Ce vendredi matin, alors que l’intersyndicale Smart défilait dans les rues de Sarreguemines pour interpeller sur leur avenir, suite à l’annonce de la vente de leur usine de Hambach (Moselle) par Daimler, le président confédéral était l'invité de LCI.

Pourquoi la situation est particulièrement injuste pour les salariés de SMART ?

Les salariés avaient approuvé, lors d’un référendum consultatif, en 2015 le «Pacte 2020», qui prévoyait le retour à 39 heures de travail hebdomadaire, payées 37, avec un rétablissement des 35 heures en 2020.

En mars 2019, le groupe Daimler, qui détient Mercedes-Benz et Smart, avait annoncé la fin de la production de la Smart en France et sa délocalisation en Chine à partir de 2022.

À la place, des Mercedes devaient être fabriquées sur le site de Hambach (rebaptisée «Smartville» car berceau historique de la petite voiture) à partir de l’automne 2020.

Pour adapter l’usine à cette nouvelle production, Daimler avait récemment annoncé 500 millions d’euros d’investissement.

Alors que le « pacte » passé avec les salariés arrive à échéance et que ces-derniers ont remplis leur engagement, la décision de vendre le site est forcément ressenti comme une trahison.

Un 4×4 essence ou une citadine écolo ?

Si Ineos est un repreneur crédible, ne faudrait-il pas néanmoins privilégier un repreneur plus en adéquation avec le plan de relance et le plan climat?

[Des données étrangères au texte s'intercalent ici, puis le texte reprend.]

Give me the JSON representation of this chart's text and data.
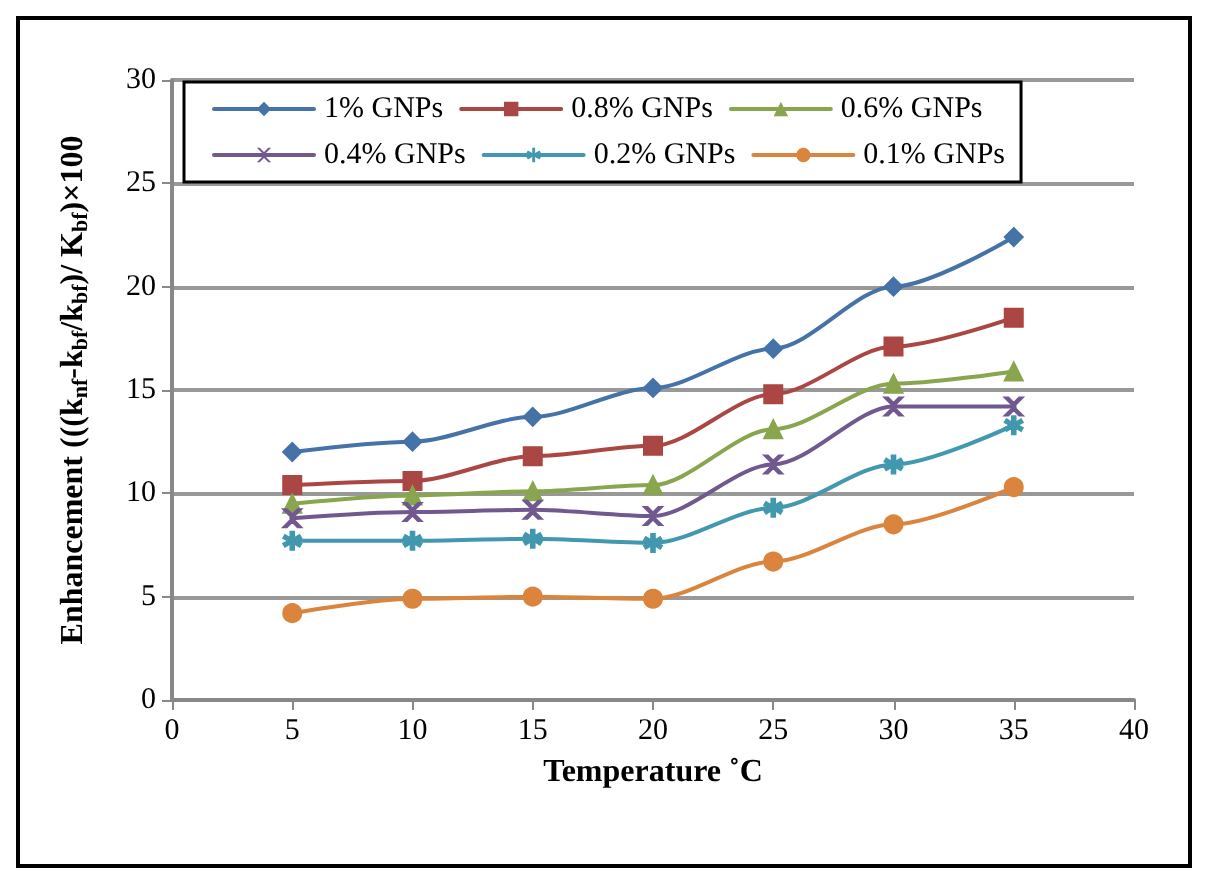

En effet, Ineos souhaite racheter une usine qui était destinée à construire des voitures électriques afin d’y produire son 4×4 Grenadier à motorisation essence. On ne sait pas par ailleurs si le groupe anglais prévoit des licenciements suite à la reprise.

Un repreneur oui, mais il ne faut pas laisser les sous-traitants sur le bord de la route !

C’est le message porté par l’intersyndicale dont fait partie la CFTC lors de sa visite au ministère des finances. Emmanuel Benner rappelle cette solidarité entre tous les travailleurs du site au micro de France 3.